What Muscles Does Running Work? (The Science of Running)

Running is a great way to get in shape, and it works a variety of muscle groups. While many people think that running only works leg muscles, it is a full-body workout that exercises a wide variety of muscle groups.

In this post, we will detail all the muscle groups that benefit from a good run. So let’s take a deeper look at what muscle group running works.


As you run, your legs benefit the most from the workout but other muscle groups also come into play.

Running works your quadriceps, calves, hamstrings, and glutes. As you might expect, your leg muscles handle most of the running effort. All leg muscle groups get a good workout as you power through your run.

Next up, we will take a closer look at all the muscles running works out. In the next few sections we will be looking in greater detail at many of these leg muscle groups.

Calf Muscles

Running helps to strengthen your calf muscle groups, which are responsible for helping you keep balance while running and aiding in the forward movement of your stride.

Having strong calf muscles is key to efficient running, as it provides stability and power over the many foot contacts you have with the ground.

Calf muscles are important for injury prevention and good performance. They provide muscle coordination across a range of mobility that is necessary for proper running form.

When someone has weak calf muscles, they might be clumsy while in motion due to the lack of strength needed to propel the foot forward, placing unnecessary stress on the hips, knees, and back.

On the other hand, having strong calf muscles can help make your run smoother by helping to generate consistent movement throughout each step of your gait cycle. Additionally, developing your calves through strengthening exercises can help increase speed during running since they are a major contributor to providing momentum with every stride taken.


The quadriceps play a major role in the running process.

When you take off to run, your initial push-off comes from these powerful muscles, which help propel you forward. Your quads are also responsible for generating the up-and-down power of running and helping to produce the highest speeds achievable.

In short, having strong quads is essential to getting a good start and keeping your pace steady over any distance – sprints or long distances.

Moreover, they prevent muscle soreness during and following a run, as strong quads absorb shock from uneven terrain and ensure your joints do not suffer stress during a long run without proper rest days. Taking care of these muscles is important for runners who seek to maximize their speed and endurance on the track.


Your glutes work hard to keep you balanced and propel you forward during each stride. Your hamstrings help with lifting your foot and pushing off, while your calves help with lifting your heel and providing stability.


The hamstrings are a key muscle group for running, allowing runners to propel themselves forward with each stride.
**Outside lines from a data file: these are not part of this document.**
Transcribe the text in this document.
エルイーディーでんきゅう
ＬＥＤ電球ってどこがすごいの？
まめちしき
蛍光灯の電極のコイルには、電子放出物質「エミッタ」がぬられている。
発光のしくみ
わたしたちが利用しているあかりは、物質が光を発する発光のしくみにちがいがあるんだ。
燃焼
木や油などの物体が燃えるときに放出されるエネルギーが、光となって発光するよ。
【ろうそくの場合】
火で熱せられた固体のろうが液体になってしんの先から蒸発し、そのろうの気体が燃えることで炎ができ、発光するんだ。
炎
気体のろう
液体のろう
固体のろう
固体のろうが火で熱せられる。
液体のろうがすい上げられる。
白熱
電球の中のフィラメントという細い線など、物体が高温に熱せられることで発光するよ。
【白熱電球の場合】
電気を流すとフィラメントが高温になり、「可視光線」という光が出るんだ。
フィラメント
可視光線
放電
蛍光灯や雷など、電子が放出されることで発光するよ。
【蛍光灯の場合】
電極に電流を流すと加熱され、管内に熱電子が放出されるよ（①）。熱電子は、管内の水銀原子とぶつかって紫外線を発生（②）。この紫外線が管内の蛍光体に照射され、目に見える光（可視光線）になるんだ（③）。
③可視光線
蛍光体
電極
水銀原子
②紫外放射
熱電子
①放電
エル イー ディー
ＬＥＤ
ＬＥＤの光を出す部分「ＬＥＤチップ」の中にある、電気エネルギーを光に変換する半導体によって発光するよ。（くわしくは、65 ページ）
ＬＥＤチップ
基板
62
While running, the hamstrings are responsible for extending the hips to bring the lower legs back and generate propulsion. During the swing phase of a run, the hamstrings provide the power to take each step while maintaining a stable posture.

Not only do hamstrings provide forward propulsion, but they also help with key stability movements like side-stepping and staying upright when dealing with uneven terrain. To ensure their hamstrings remain strong and ready to perform, many runners incorporate hamstring-specific strengthening exercises into their regular fitness routine.

TLF Muscles

The TLF muscle, which stands for tensor fascia latae, is a hip abductor used to support the legs while running and provides side-to-side stability. It is especially necessary if you’re doing activities such as trail running or any movement that involves changing direction quickly.

While running, the TLF muscle can also aid in posture control and help reduce fatigue while completing endurance activities.

Strengthening this muscle will help you become a more efficient runner overall and prevent any future injuries related to unstable hip movements or misalignment of lower limb muscles.

ITB Muscle

The iliotibial (ITB) muscle is another one that plays a key role in running. It is used to aid in stabilizing the knee and hip joints by preventing excessive sideways movement.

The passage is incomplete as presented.